In the case of Ghavalyan v. Armenia,
The European Court of Human Rights (First Section), sitting as a Chamber composed of:
Ksenija Turković, President,Krzysztof Wojtyczek,Linos-Alexandre Sicilianos,Armen Harutyunyan,Pauliine Koskelo,Tim Eicke,Raffaele Sabato, judges,and Abel Campos, Section Registrar,
Having regard to:
the application (no. 50423/08) against the Republic of Armenia lodged with the Court under Article 34 of the Convention for the Protection of Human Rights and Fundamental Freedoms (“the Convention”) by an Armenian national, Ms Anush Ghavalyan (“the applicant”), on 16 October 2008;
the decision to give notice of the application to the Armenian Government (“the Government”);
the parties’ observations;
the letter by the applicant’s son informing the Court of the applicant’s death and of his wish to pursue the application lodged by her;
Having deliberated in private on 29 September 2020,
Delivers the following judgment, which was adopted on that date:
The present case concerns the alleged failure of the domestic courts to provide relevant and sufficient reasons for the applicant’s detention; the refusal of the Criminal Court of Appeal to examine an appeal by the applicant against a court order extending her detention; and respect for the principle of equality of arms at a detention hearing before the Criminal Court of Appeal.

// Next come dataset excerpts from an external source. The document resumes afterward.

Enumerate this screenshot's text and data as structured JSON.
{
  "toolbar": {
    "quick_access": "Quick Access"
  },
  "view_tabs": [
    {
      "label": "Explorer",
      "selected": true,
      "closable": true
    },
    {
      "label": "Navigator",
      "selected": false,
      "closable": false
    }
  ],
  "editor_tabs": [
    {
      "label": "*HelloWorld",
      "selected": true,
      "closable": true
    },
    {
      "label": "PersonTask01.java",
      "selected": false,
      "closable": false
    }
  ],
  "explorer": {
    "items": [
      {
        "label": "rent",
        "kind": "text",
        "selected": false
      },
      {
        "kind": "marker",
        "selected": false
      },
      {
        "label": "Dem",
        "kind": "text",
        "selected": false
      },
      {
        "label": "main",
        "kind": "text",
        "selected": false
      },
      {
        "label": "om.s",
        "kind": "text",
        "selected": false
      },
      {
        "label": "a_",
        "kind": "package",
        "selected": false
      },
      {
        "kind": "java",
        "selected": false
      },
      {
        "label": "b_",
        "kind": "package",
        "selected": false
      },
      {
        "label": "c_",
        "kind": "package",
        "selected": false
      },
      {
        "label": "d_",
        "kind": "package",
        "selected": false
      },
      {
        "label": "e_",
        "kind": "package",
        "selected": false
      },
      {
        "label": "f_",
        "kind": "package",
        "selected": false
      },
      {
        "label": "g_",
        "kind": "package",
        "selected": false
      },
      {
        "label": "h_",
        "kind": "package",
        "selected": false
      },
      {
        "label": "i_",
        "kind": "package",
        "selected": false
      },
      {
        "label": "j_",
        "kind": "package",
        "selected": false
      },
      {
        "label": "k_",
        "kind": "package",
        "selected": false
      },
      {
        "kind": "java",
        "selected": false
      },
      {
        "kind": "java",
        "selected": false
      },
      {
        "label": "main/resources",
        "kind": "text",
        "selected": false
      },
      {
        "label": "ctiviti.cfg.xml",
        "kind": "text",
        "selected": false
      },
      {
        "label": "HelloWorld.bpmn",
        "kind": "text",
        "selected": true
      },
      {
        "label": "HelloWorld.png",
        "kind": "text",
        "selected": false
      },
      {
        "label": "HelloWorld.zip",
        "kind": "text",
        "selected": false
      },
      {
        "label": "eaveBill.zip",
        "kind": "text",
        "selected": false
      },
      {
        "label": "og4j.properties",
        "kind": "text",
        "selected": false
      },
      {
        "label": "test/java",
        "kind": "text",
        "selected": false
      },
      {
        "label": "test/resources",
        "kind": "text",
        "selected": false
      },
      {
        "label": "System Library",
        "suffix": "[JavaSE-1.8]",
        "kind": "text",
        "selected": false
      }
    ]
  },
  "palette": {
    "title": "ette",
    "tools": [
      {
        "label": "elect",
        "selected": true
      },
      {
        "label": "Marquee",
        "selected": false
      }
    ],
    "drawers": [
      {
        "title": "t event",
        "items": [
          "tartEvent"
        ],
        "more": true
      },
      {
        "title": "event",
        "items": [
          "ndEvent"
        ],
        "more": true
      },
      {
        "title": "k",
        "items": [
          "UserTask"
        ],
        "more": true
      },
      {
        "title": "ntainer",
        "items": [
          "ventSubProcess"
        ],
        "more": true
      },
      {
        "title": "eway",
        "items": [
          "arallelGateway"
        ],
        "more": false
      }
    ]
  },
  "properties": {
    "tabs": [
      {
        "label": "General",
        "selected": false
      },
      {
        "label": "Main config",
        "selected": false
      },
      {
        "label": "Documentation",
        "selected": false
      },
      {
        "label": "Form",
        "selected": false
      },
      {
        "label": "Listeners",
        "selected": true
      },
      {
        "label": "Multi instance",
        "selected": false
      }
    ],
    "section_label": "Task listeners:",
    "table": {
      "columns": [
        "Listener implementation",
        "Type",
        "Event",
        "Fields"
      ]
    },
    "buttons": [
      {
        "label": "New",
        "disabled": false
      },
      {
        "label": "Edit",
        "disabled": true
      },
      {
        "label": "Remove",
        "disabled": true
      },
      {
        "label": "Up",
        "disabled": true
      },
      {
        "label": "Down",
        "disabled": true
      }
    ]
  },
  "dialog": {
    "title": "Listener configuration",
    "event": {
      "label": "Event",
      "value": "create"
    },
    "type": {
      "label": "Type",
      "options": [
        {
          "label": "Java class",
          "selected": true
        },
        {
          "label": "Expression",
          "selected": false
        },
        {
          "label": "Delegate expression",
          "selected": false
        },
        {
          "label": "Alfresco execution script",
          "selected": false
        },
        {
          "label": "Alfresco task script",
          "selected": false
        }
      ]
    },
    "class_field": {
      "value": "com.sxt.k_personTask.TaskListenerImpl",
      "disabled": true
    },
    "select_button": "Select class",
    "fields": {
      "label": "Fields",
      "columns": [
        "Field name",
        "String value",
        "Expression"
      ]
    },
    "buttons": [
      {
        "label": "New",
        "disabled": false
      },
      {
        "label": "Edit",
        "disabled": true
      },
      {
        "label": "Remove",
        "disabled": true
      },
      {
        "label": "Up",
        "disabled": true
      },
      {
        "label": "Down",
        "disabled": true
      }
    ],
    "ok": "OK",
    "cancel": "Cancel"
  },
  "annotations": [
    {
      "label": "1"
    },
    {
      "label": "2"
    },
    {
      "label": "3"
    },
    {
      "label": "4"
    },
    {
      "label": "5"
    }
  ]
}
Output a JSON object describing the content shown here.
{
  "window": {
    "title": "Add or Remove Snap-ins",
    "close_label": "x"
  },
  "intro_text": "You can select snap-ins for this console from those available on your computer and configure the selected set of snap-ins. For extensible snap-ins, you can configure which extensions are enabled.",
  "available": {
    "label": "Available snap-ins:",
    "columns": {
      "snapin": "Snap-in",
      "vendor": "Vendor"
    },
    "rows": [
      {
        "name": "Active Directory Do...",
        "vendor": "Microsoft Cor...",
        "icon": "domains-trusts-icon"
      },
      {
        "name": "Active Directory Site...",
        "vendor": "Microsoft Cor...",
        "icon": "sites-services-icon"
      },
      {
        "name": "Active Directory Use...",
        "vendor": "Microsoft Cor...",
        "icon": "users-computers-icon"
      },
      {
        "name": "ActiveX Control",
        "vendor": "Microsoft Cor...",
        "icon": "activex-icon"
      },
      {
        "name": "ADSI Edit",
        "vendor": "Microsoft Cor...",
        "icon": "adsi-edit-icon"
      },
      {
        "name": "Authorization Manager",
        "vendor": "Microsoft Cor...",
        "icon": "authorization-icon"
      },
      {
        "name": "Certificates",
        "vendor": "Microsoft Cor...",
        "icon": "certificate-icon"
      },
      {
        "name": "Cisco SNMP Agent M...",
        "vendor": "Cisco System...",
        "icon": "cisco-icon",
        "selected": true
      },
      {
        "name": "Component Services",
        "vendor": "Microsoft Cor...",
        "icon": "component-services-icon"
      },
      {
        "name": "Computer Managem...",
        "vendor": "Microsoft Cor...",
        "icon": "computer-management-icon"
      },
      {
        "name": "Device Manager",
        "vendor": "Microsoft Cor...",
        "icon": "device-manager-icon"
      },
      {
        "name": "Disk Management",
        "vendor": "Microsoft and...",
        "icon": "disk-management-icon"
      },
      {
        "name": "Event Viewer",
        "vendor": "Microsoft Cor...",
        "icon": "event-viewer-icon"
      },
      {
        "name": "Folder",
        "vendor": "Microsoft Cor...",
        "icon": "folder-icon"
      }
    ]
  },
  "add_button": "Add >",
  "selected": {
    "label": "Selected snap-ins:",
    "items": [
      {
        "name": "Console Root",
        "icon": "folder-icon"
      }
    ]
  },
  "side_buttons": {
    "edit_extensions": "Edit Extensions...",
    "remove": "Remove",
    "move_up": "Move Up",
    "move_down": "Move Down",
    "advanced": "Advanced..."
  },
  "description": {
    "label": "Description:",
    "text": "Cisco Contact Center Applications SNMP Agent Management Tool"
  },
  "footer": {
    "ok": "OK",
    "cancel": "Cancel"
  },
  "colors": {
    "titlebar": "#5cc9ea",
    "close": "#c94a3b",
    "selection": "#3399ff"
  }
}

The applicant was born in 1972. At the time of her death on 21 July 2019 she was living in Yerevan. She was represented by Mr A. Zohrabyan, a lawyer practising in Yerevan.
The Government were represented by their Agent, Mr G. Kostanyan, and subsequently by Mr Y. Kirakosyan, Representative of the Republic of Armenia to the European Court of Human Rights.
The facts of the case, as submitted by the parties, may be summarised as follows.
On 21 March 2008 the applicant, who had worked as a cashier at a catering company, was arrested on suspicion of aiding and abetting tax evasion. She alleged that the investigator had urged her to cooperate and promised that she would not be arrested if she made incriminating statements against the manager of the company. Only after she had refused to do so was she taken into custody.
On 24 March 2008 she was charged.
On the same date the investigator applied to the court to have the applicant detained for a period of two months on the grounds that she might abscond and obstruct the proceedings by interfering with witnesses.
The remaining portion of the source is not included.